Chissà se gli autisti delle ambulanze che sfrecciano numerose in questo periodo verso il Pronto Soccorso cittadino hanno modo, tempo e voglia, di ammirare il murale dipinto da Andrea Ravo Mattoni per l’ospedale della città di Varese.
Peccato che non si trovi un cartello che spieghi ai passanti, che ho notato sostare incuriositi davanti al murale, la provenienza della riproduzione che campeggia sulle due pareti esterne della cabina di raffreddamento dell’edifico. Sarebbe utile qualche spiegazione per chi voglia leggere l’opera grafica e per chi cerchi informazioni sul significato di questo particolare dono giunto in piena pandemia.
Il quadro scelto da Ravo si trova al Museo del Louvre di Parigi.

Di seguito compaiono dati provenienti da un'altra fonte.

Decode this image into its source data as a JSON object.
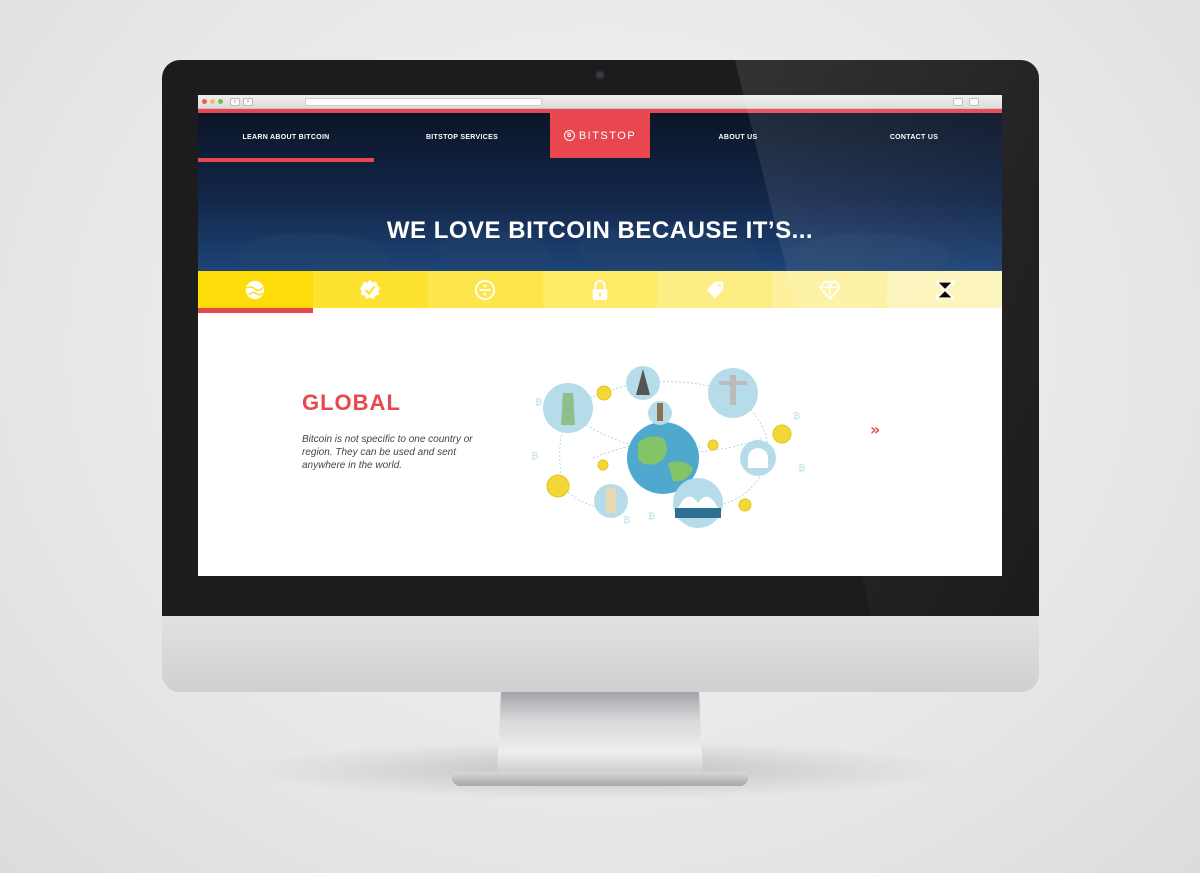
{
  "browser": {
    "back_glyph": "‹",
    "forward_glyph": "›",
    "traffic_lights": [
      "#ee5c55",
      "#f5bf4f",
      "#62c655"
    ]
  },
  "nav": {
    "items": [
      {
        "label": "LEARN ABOUT BITCOIN",
        "active": true
      },
      {
        "label": "BITSTOP SERVICES",
        "active": false
      },
      {
        "label": "ABOUT US",
        "active": false
      },
      {
        "label": "CONTACT US",
        "active": false
      }
    ],
    "logo_text": "BITSTOP",
    "logo_mark": "B"
  },
  "hero": {
    "title": "WE LOVE BITCOIN BECAUSE IT’S..."
  },
  "features": [
    {
      "icon": "globe-icon",
      "color": "#fedc0a",
      "active": true
    },
    {
      "icon": "checkmark-badge-icon",
      "color": "#fde22f"
    },
    {
      "icon": "divide-icon",
      "color": "#fde64b"
    },
    {
      "icon": "padlock-icon",
      "color": "#fdea67"
    },
    {
      "icon": "price-tag-icon",
      "color": "#fdee84"
    },
    {
      "icon": "diamond-icon",
      "color": "#fdf1a0"
    },
    {
      "icon": "network-icon",
      "color": "#fdf5bc"
    }
  ],
  "section": {
    "title": "GLOBAL",
    "body": "Bitcoin is not specific to one country or region.  They can be used and sent anywhere in the world.",
    "next_glyph": "»"
  },
  "colors": {
    "accent": "#e8474f",
    "hero_dark": "#0b1526",
    "hero_light": "#1e4477",
    "yellow": "#fedc0a"
  }
}
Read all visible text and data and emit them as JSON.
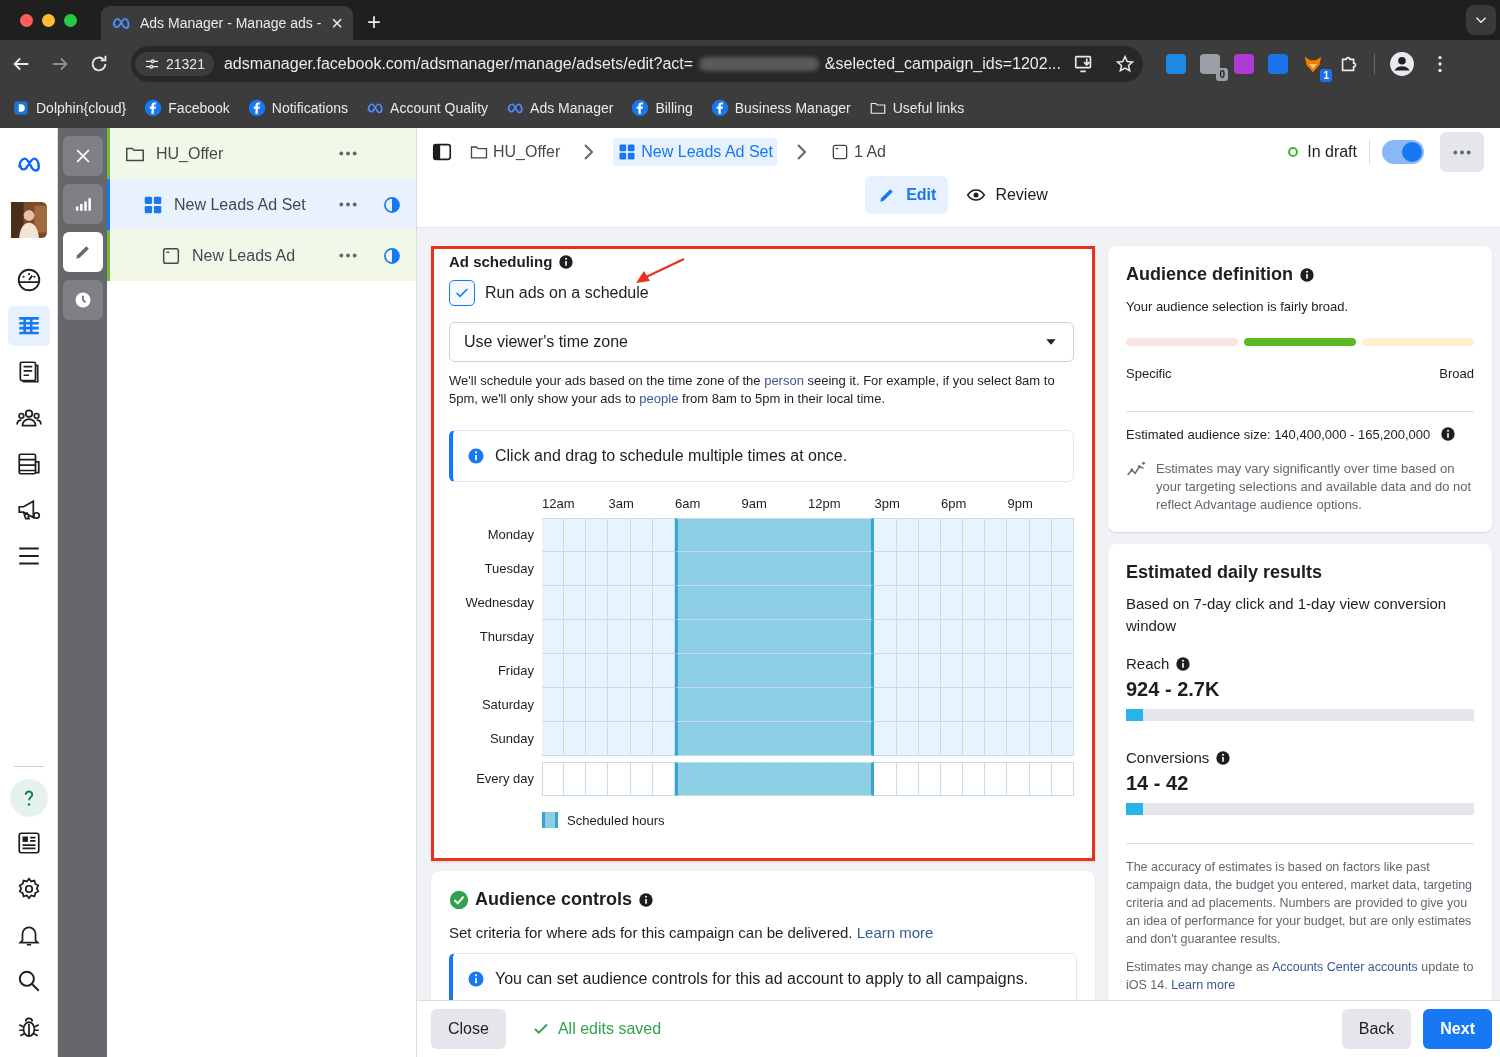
{
  "browser": {
    "tab": {
      "title": "Ads Manager - Manage ads -",
      "close": "×"
    },
    "new_tab": "+",
    "site_badge": "21321",
    "url_start": "adsmanager.facebook.com/adsmanager/manage/adsets/edit?act=",
    "url_redacted": true,
    "url_end": "&selected_campaign_ids=1202...",
    "extensions": [
      {
        "kind": "hf"
      },
      {
        "kind": "files",
        "badge": "0"
      },
      {
        "kind": "dpurple"
      },
      {
        "kind": "dblue"
      },
      {
        "kind": "fox",
        "badge": "1"
      },
      {
        "kind": "puzzle"
      }
    ],
    "bookmarks": [
      {
        "label": "Dolphin{cloud}",
        "kind": "dolphin"
      },
      {
        "label": "Facebook",
        "kind": "facebook"
      },
      {
        "label": "Notifications",
        "kind": "facebook"
      },
      {
        "label": "Account Quality",
        "kind": "meta"
      },
      {
        "label": "Ads Manager",
        "kind": "meta"
      },
      {
        "label": "Billing",
        "kind": "facebook"
      },
      {
        "label": "Business Manager",
        "kind": "facebook"
      },
      {
        "label": "Useful links",
        "kind": "folder"
      }
    ]
  },
  "nav": {
    "top": [
      {
        "kind": "meta",
        "selected": false
      },
      {
        "kind": "avatar",
        "selected": false
      },
      {
        "kind": "gauge",
        "selected": false
      },
      {
        "kind": "table",
        "selected": true
      },
      {
        "kind": "pages",
        "selected": false
      },
      {
        "kind": "people",
        "selected": false
      },
      {
        "kind": "stack",
        "selected": false
      },
      {
        "kind": "megaphone",
        "selected": false
      },
      {
        "kind": "menu",
        "selected": false
      }
    ],
    "bottom": [
      {
        "kind": "help",
        "selected": true
      },
      {
        "kind": "news",
        "selected": false
      },
      {
        "kind": "gear",
        "selected": false
      },
      {
        "kind": "bell",
        "selected": false
      },
      {
        "kind": "search",
        "selected": false
      },
      {
        "kind": "bug",
        "selected": false
      }
    ]
  },
  "tools": [
    {
      "kind": "close",
      "selected": false
    },
    {
      "kind": "chart",
      "selected": false
    },
    {
      "kind": "pencil",
      "selected": true
    },
    {
      "kind": "clock",
      "selected": false
    }
  ],
  "tree": [
    {
      "label": "HU_Offer",
      "kind": "folder",
      "selected": false,
      "children": [
        {
          "label": "New Leads Ad Set",
          "kind": "adset",
          "selected": true,
          "children": [
            {
              "label": "New Leads Ad",
              "kind": "ad",
              "selected": false
            }
          ]
        }
      ]
    }
  ],
  "header": {
    "breadcrumb": [
      {
        "label": "HU_Offer",
        "kind": "folder",
        "selected": false
      },
      {
        "label": "New Leads Ad Set",
        "kind": "adset",
        "selected": true
      },
      {
        "label": "1 Ad",
        "kind": "ad",
        "selected": false
      }
    ],
    "status": "In draft",
    "toggle_on": true,
    "modes": [
      {
        "label": "Edit",
        "kind": "pencil",
        "selected": true
      },
      {
        "label": "Review",
        "kind": "eye",
        "selected": false
      }
    ]
  },
  "ad_scheduling": {
    "highlighted": true,
    "title": "Ad scheduling",
    "checkbox": {
      "label": "Run ads on a schedule",
      "checked": true
    },
    "dropdown": {
      "value": "Use viewer's time zone"
    },
    "description": [
      {
        "text": "We'll schedule your ads based on the time zone of the "
      },
      {
        "text": "person",
        "link": true
      },
      {
        "text": " seeing it. For example, if you select 8am to 5pm, we'll only show your ads to "
      },
      {
        "text": "people",
        "link": true
      },
      {
        "text": " from 8am to 5pm in their local time."
      }
    ],
    "notice": "Click and drag to schedule multiple times at once.",
    "hour_labels": [
      "12am",
      "3am",
      "6am",
      "9am",
      "12pm",
      "3pm",
      "6pm",
      "9pm"
    ],
    "rows": [
      {
        "label": "Monday",
        "kind": "day",
        "hours": [
          false,
          false,
          false,
          false,
          false,
          false,
          true,
          true,
          true,
          true,
          true,
          true,
          true,
          true,
          true,
          false,
          false,
          false,
          false,
          false,
          false,
          false,
          false,
          false
        ]
      },
      {
        "label": "Tuesday",
        "kind": "day",
        "hours": [
          false,
          false,
          false,
          false,
          false,
          false,
          true,
          true,
          true,
          true,
          true,
          true,
          true,
          true,
          true,
          false,
          false,
          false,
          false,
          false,
          false,
          false,
          false,
          false
        ]
      },
      {
        "label": "Wednesday",
        "kind": "day",
        "hours": [
          false,
          false,
          false,
          false,
          false,
          false,
          true,
          true,
          true,
          true,
          true,
          true,
          true,
          true,
          true,
          false,
          false,
          false,
          false,
          false,
          false,
          false,
          false,
          false
        ]
      },
      {
        "label": "Thursday",
        "kind": "day",
        "hours": [
          false,
          false,
          false,
          false,
          false,
          false,
          true,
          true,
          true,
          true,
          true,
          true,
          true,
          true,
          true,
          false,
          false,
          false,
          false,
          false,
          false,
          false,
          false,
          false
        ]
      },
      {
        "label": "Friday",
        "kind": "day",
        "hours": [
          false,
          false,
          false,
          false,
          false,
          false,
          true,
          true,
          true,
          true,
          true,
          true,
          true,
          true,
          true,
          false,
          false,
          false,
          false,
          false,
          false,
          false,
          false,
          false
        ]
      },
      {
        "label": "Saturday",
        "kind": "day",
        "hours": [
          false,
          false,
          false,
          false,
          false,
          false,
          true,
          true,
          true,
          true,
          true,
          true,
          true,
          true,
          true,
          false,
          false,
          false,
          false,
          false,
          false,
          false,
          false,
          false
        ]
      },
      {
        "label": "Sunday",
        "kind": "day",
        "hours": [
          false,
          false,
          false,
          false,
          false,
          false,
          true,
          true,
          true,
          true,
          true,
          true,
          true,
          true,
          true,
          false,
          false,
          false,
          false,
          false,
          false,
          false,
          false,
          false
        ]
      },
      {
        "label": "Every day",
        "kind": "summary",
        "hours": [
          false,
          false,
          false,
          false,
          false,
          false,
          true,
          true,
          true,
          true,
          true,
          true,
          true,
          true,
          true,
          false,
          false,
          false,
          false,
          false,
          false,
          false,
          false,
          false
        ]
      }
    ],
    "legend": "Scheduled hours"
  },
  "audience_controls": {
    "title": "Audience controls",
    "done": true,
    "text": [
      {
        "text": "Set criteria for where ads for this campaign can be delivered. "
      },
      {
        "text": "Learn more",
        "link": true
      }
    ],
    "notice": "You can set audience controls for this ad account to apply to all campaigns."
  },
  "audience_definition": {
    "title": "Audience definition",
    "text": "Your audience selection is fairly broad.",
    "segments": [
      {
        "color": "#fbe3e1"
      },
      {
        "color": "#5cb824"
      },
      {
        "color": "#fdf1d0"
      }
    ],
    "min_label": "Specific",
    "max_label": "Broad",
    "size": "Estimated audience size: 140,400,000 - 165,200,000",
    "note": "Estimates may vary significantly over time based on your targeting selections and available data and do not reflect Advantage audience options."
  },
  "daily_results": {
    "title": "Estimated daily results",
    "subtitle": "Based on 7-day click and 1-day view conversion window",
    "metrics": [
      {
        "label": "Reach",
        "value": "924 - 2.7K",
        "level": 0.05
      },
      {
        "label": "Conversions",
        "value": "14 - 42",
        "level": 0.05
      }
    ],
    "disclaimer": "The accuracy of estimates is based on factors like past campaign data, the budget you entered, market data, targeting criteria and ad placements. Numbers are provided to give you an idea of performance for your budget, but are only estimates and don't guarantee results.",
    "ios_note": [
      {
        "text": "Estimates may change as "
      },
      {
        "text": "Accounts Center accounts",
        "link": true
      },
      {
        "text": " update to iOS 14. "
      },
      {
        "text": "Learn more",
        "link": true
      }
    ]
  },
  "footer": {
    "close": "Close",
    "saved": "All edits saved",
    "back": "Back",
    "next": "Next"
  }
}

È del francese Georges de La Tour, un influente pittore del Seicento che mette in scena il momento in cui Sant’Irene si cimenta nell’estrarre una freccia dalla gamba di San Sebastiano.
Non ci sono dubbi sul messaggio: siamo nel luogo dove “prendersi cura” della sofferenza, come medici e infermieri fanno da un anno a questa parte all’interno della struttura sanitaria, a fronte di un preoccupante crescendo di casi.
Prendersi cura dell’altro è un compito che riguarda tutti.
Perché la cura si avvale anche delle parole, degli sguardi, dei piccoli gesti di ognuno.
Nel murale c’è Irene curva sulle ferite di Sebastiano; c’è Lucina, la serva, che regge la lampada che proietta luce sia sulle mani della curatrice sia sulla gamba ferita del giovane.
La luce rompe il buio della notte caravaggesca offrendosi come simbolo della possibile guarigione.
La soccorritrice è Irene, donna il cui nome si lega strettamente al suo stesso significato: pace.
La giovane, una cristiana della Roma del II secolo, si è recata con Lucina a recuperare il corpo di Sebastiano, valente soldato convertito al cristianesimo e a causa di questa fede condannato a morte, per dargli sepoltura.
I soldati che lo hanno creduto morto lo hanno abbandonato sul luogo della tortura perché diventi pasto per i cani selvatici.
Ma Sebastiano non è morto.
Viene trasportato nella casa di Irene sul Palatino e qui curato amorevolmente.
Consigliato di lasciare Roma, sceglie invece di rimanervi per testimoniare la propria fede al cospetto dell’imperatore, pagando con un nuovo martirio il coraggio mostrato.
Il murale descrive le prime cure, il momento del soccorso vero e proprio.
Nel buio della notte, metafora delle tenebre del mondo, una luce rischiara il volto della salvatrice.
Il ferito è dolente ma partecipe: il braccio che tiene piegato non esprime abbandono al dolore bensì sostegno all’opera della soccorritrice.
La giovane prende la freccia con un gesto delicato, sta attenta a procurare il minor dolore possibile, pur consapevole che la sofferenza non potrà essere evitata del tutto.
Tiene le labbra chiuse ma non in tensione mentre tutto il suo corpo trasmette concentrazione.
La cura è questo: impegno a soccorrere, sostenere, a svolgere con fermezza, ma sempre con grazia, il compito che ci è chiesto di portare a termine.
Il murale racconta della necessità che alla guarigione collabori ognuno: serve chi faccia luce tenendo sollevata la lampada e serve chi intervenga sul malato trasmettendogli sicurezza, fiducia, competenza e fiducia nella guarigione.